No Brasil, o balanço da era FHC é sombrio. Nos oito anos de seu
governo, a renda per capita dos brasileiros ficou praticamente
estagnada; o desemprego alcançou a marca de 20% nas principais
capitais do país; a participação do salário na renda nacional caiu
quase 10 pontos percentuais; e o rendimento médio dos 10% mais ricos
alcançou a escandalosa marca de 48 vezes o rendimento médio dos 10%
mais pobres. Estudos recentes da Cepal mostram que, com pequenas
diferenças, o comportamento de todas as economias latino-americanas
que aderiram ao Consenso de Washington seguiram o mesmo padrão,
combinando de maneira perversa baixo crescimento e aumento das
desigualdades sociais.
É a perspectiva de que a economia brasileira caminha para a terceira
década perdida que coloca em pauta a urgência de a sociedade se
desvencilhar do neoliberalismo e buscar novos rumos para a política
econômica. Esse foi o recado inequívoco das urnas.
Entretanto, para que o debate sobre as alternativas com que se
defronta o Brasil não seja uma farsa, como foi a patética
controvérsia que dividiu a administração FHC entre os autoproclamados
desenvolvimentistas, defensores de um neoliberalismo "pragmático", e
os monetaristas que praticavam à risca o programa de ajustamento
exigido pela banca internacional, é fundamental resgatar o sentido da
reflexão sobre o desenvolvimento nacional e não se esquivar de suas
implicações políticas. Caso contrário, as escolhas da sociedade
continuarão limitadas a alternativas tacanhas: mais ou menos
crescimento (dentro de um patamar medíocre de expansão); maior ou
menor concentração adicional da renda e da riqueza nacional; e
aumento maior ou menor da dependência externa.

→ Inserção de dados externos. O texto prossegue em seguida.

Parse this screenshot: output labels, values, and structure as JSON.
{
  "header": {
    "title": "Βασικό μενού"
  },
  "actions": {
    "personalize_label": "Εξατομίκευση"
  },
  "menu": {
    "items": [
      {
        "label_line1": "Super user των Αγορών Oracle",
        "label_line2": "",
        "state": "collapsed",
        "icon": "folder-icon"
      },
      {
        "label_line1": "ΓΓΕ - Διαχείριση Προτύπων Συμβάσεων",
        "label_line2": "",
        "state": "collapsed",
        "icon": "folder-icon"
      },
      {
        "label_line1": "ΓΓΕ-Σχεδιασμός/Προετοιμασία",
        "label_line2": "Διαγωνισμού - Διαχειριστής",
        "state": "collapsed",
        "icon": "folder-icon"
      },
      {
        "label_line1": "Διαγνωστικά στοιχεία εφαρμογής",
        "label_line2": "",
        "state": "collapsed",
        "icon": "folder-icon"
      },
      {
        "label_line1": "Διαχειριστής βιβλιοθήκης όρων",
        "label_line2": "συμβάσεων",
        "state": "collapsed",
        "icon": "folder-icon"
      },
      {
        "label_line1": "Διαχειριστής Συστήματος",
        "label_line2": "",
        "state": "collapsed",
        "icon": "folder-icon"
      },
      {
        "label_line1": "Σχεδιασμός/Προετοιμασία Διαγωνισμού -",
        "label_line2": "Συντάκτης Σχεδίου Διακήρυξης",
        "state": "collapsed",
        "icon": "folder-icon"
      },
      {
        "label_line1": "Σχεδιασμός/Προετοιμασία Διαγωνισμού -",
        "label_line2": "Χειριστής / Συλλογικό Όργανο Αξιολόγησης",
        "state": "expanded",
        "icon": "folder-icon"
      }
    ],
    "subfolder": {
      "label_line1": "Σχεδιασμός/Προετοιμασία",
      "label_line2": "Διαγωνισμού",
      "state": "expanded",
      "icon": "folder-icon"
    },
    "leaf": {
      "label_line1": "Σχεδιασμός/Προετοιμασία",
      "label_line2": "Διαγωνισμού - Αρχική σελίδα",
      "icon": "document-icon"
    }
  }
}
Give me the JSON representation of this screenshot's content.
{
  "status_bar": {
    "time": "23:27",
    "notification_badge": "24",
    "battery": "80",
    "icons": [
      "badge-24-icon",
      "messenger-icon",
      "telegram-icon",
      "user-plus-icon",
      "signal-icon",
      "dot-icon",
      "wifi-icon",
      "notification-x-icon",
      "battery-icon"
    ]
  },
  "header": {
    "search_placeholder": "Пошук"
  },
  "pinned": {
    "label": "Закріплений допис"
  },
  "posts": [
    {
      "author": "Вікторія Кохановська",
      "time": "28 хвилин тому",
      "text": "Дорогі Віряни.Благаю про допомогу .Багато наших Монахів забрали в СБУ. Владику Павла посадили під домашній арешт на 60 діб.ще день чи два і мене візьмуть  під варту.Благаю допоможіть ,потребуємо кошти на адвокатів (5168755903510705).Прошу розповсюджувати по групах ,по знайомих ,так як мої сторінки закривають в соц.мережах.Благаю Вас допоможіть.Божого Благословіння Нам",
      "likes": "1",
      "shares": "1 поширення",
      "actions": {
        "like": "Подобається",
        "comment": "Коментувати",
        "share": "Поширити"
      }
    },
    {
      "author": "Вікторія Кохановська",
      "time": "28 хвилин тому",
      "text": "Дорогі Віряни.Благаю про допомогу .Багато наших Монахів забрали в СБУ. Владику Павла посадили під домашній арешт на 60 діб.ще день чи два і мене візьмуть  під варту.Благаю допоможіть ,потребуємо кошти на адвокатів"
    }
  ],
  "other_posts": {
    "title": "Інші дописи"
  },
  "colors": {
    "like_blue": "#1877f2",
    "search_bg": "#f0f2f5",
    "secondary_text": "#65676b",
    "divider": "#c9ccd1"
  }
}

A noção de desenvolvimento diz respeito à capacidade de o Homem
controlar o seu destino. No capitalismo, a questão central reside na
subordinação do processo de acumulação aos desígnios da sociedade
nacional. Trata-se sobretudo de um problema qualitativo sobre as
condições externas e internas que permitem ao Estado nacional
arbitrar o sentido, a intensidade e o ritmo do processo de destruição
criadora que caracteriza o desenvolvimento capitalista, de modo a
assegurar a reprodução de mecanismos de socialização do excedente
social entre salário e lucro. De acordo com esta concepção, o
desenvolvimento requer como condição sine qua non um mínimo de
equidade social. Parte-se do princípio de que é a transferência dos
aumentos na produtividade física do trabalho para salário real que
permite combinar aumento progressivo da riqueza da Nação e crescente
elevação do bem-estar do conjunto da população. A essência do
problema reside na presença de estruturas sociais e de uma dinâmica
de incorporação de progresso técnico que permitam que o movimento de
acumulação de capital provoque uma tendência à escassez relativa de
trabalho.
Logo, para que a reflexão sobre os rumos da política econômica possa
abrir novos horizontes para o povo brasileiro ela deve superar o mito
de que as mazelas do subdesenvolvimento - a pobreza, a desigualdade
social e a dependência externa - podem ser resolvidas pela simples
aceleração do crescimento. Escrevendo numa época em que a economia
brasileira apresentava altíssimo dinamismo, Florestan Fernandes
colocou a questão nos seguintes termos: "Ao contrário do que se pensa
e do que se tem propalado freneticamente, como uma espécie de fé, os
problemas do Brasil não são 'problemas de crescimento'. Crescimento
tem havido, especialmente ao nível econômico. Ele não chegou a
assumir, porém, as proporções e um padrão que afetassem a integração
do Brasil como uma sociedade nacional". Donde a extrema atualidade de
sua observação: "Os povos que tentam essa saída e persistem nela,
mesmo depois de descobrirem suas limitações, o fazem porque não
possuem outros meios para forçar a melhoria de seu 'destino
histórico' na civilização a que pertencem. No fundo, trata-se de uma
saída cega e desesperada, tão irracional e improdutiva quanto seria
combater a raiva mordendo-se o cão que a transmitisse".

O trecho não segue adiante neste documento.